Normal ABCD1 gene function is not required for reprogramming skin fibroblasts into iPSCs or maintaining pluripotency. Relative to DEGs found in fibroblasts, DEGs uncovered in comparisons of CCALD patient and control iPSCs are more consistent with major hypotheses regarding disease pathogenesis. These DEGs were independent of differences in sVLCFA levels, which did not vary according to ABCD1 mutation status. The highlighted genes provide new leads for pathogenic mechanisms that can be explored in animal models and human tissue specimens. We suggest that these iPSC resources will have applications that include assisting efforts to identify genetic and environmental modifiers and screening for therapeutic interventions tailored towards affected cell populations and patient genotypes.
X连锁肾上腺脑白质营养不良(X-ALD)是一种具有可变表达性的复杂疾病,会影响神经、肾上腺皮质和男性生殖系统。虽然已知ABCD1突变是X-ALD的遗传基础,但其发病机制尚未完全阐明。血液中极长链脂肪酸(VLCFA)水平升高以及培养的成纤维细胞中VLCFA分解代谢活性降低是用于识别ABCD1突变携带者的生物标志物,但过氧化物酶体脂质代谢在疾病病因中的作用尚不清楚。

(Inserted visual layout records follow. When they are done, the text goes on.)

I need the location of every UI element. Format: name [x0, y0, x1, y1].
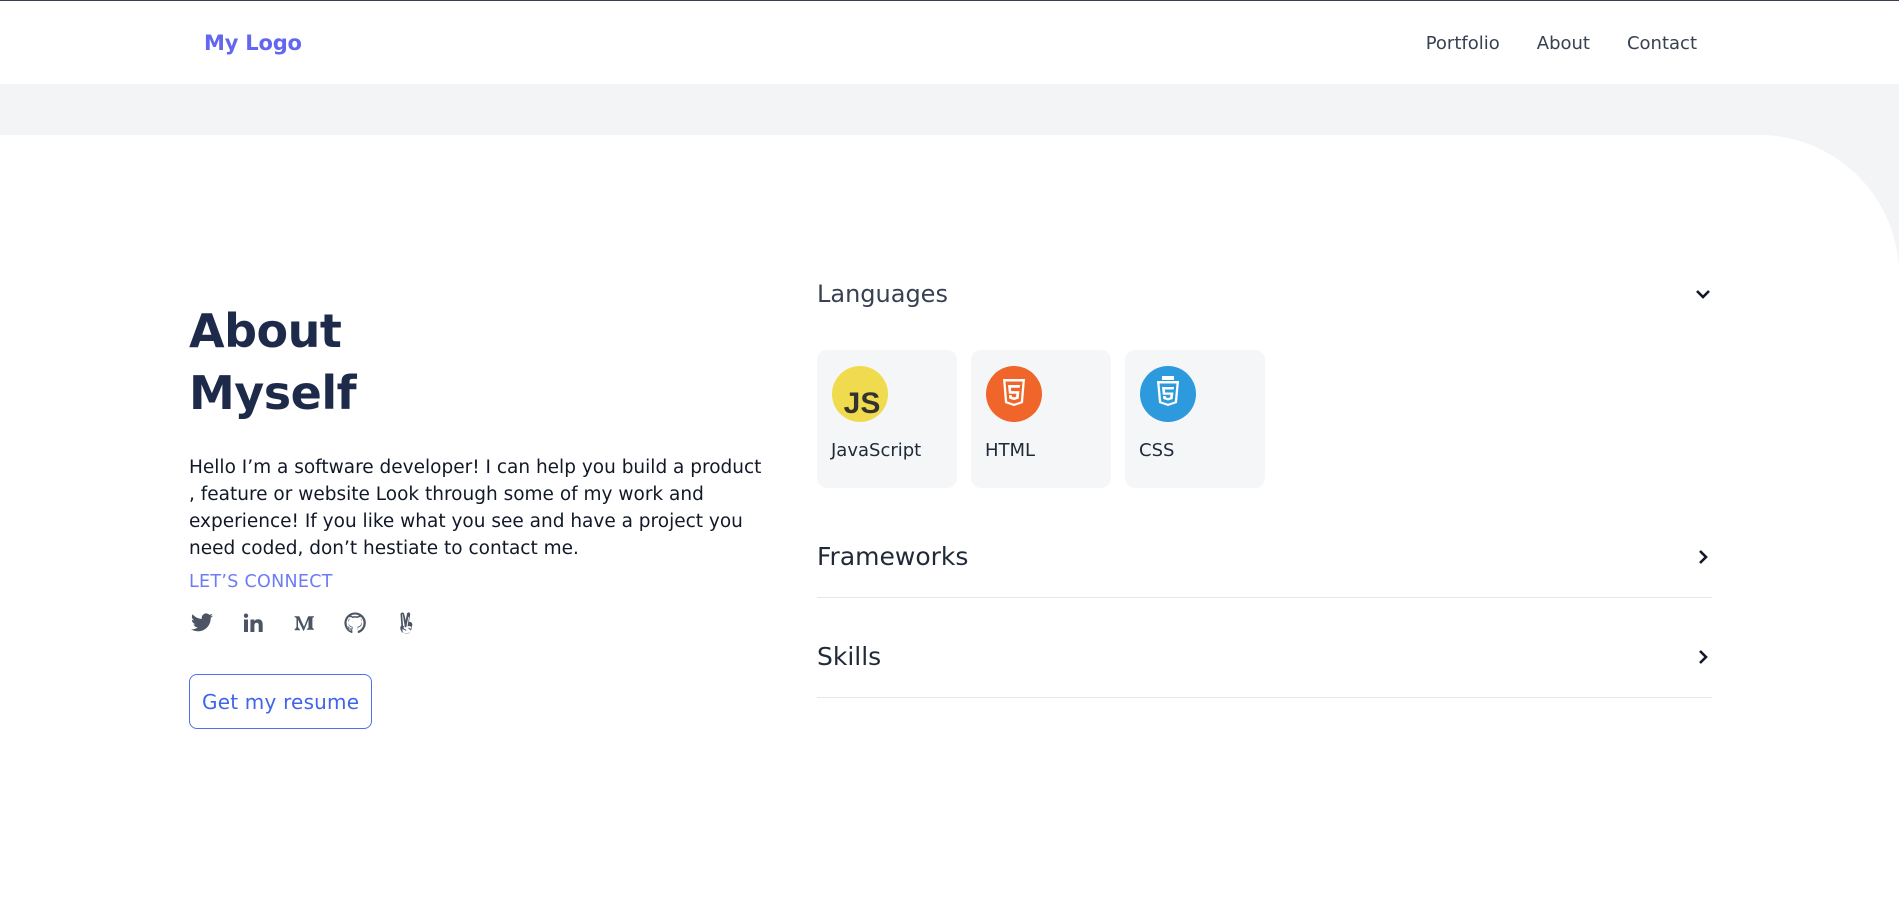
nav-contact[interactable]: Contact [1627, 33, 1697, 54]
skills-accordion: Languages JS JavaScript HTML CSS Framewo… [817, 280, 1712, 698]
card-label: CSS [1139, 440, 1175, 461]
css3-icon [1140, 366, 1196, 422]
html5-icon [986, 366, 1042, 422]
javascript-icon: JS [832, 366, 888, 422]
connect-label: LET’S CONNECT [189, 572, 333, 592]
twitter-icon[interactable] [189, 610, 214, 635]
card-label: JavaScript [831, 440, 922, 461]
chevron-right-icon [1699, 649, 1708, 664]
svg-text:JS: JS [844, 387, 881, 420]
card-label: HTML [985, 440, 1036, 461]
bio-text: Hello I’m a software developer! I can he… [189, 457, 762, 559]
main-nav: Portfolio About Contact [1426, 33, 1697, 54]
card-css[interactable]: CSS [1125, 350, 1265, 488]
site-header: My Logo Portfolio About Contact [0, 1, 1899, 84]
title-line-1: About [189, 304, 342, 358]
chevron-right-icon [1699, 549, 1708, 564]
languages-label: Languages [817, 280, 948, 308]
peace-hand-icon[interactable] [393, 610, 418, 635]
languages-header[interactable]: Languages [817, 280, 1712, 308]
chevron-down-icon [1696, 290, 1710, 299]
frameworks-label: Frameworks [817, 542, 969, 571]
skills-label: Skills [817, 642, 882, 671]
github-icon[interactable] [342, 610, 367, 635]
logo[interactable]: My Logo [204, 31, 302, 55]
social-links [189, 610, 779, 635]
linkedin-icon[interactable] [240, 610, 265, 635]
title-line-2: Myself [189, 366, 357, 420]
nav-about[interactable]: About [1537, 33, 1590, 54]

用表达OCT4、SOX2、KLF4和c-MYC因子的逆转录病毒载体转导两名患有由ABCD1移码或错义突变引起的儿童脑型疾病(CCALD)的男性患者和三名健康供体的原代皮肤成纤维细胞。对候选诱导多能干细胞(iPSC)进行全基因组表达、DNA甲基化、DNA拷贝数变异和基因分型分析,并通过体外分化和畸胎瘤形成测试其多能性。通过质谱法测定健康供体以及CCALD患者的原代成纤维细胞和iPSC中的饱和VLCFA(sVLCFA)和缩醛磷脂水平。
CCALD患者和健康供体的皮肤成纤维细胞被重编程为经过验证的iPSC。与成纤维细胞不同,CCALD患者的iPSC显示出与过氧化物酶体丰度和神经炎症相关的差异表达基因(DEG)。此外,与成纤维细胞相比,患者的iPSC在sVLCFA水平上与对照组没有显著差异。在所有细胞类型中,测试的缩醛磷脂水平与ABCD1突变状态无关。
将皮肤成纤维细胞重编程为iPSC或维持多能性不需要正常的ABCD1基因功能。相对于在成纤维细胞中发现的DEG,在CCALD患者和对照iPSC的比较中发现的DEG与关于疾病发病机制的主要假设更一致。这些DEG与sVLCFA水平的差异无关,sVLCFA水平不会因ABCD1突变状态而变化。突出显示的基因提供了可在动物模型和人体组织标本中探索的致病机制的新线索。我们建议这些iPSC资源将有多种应用,包括协助识别遗传和环境修饰因子的工作,以及筛选针对受影响细胞群体和患者基因型的治疗干预措施。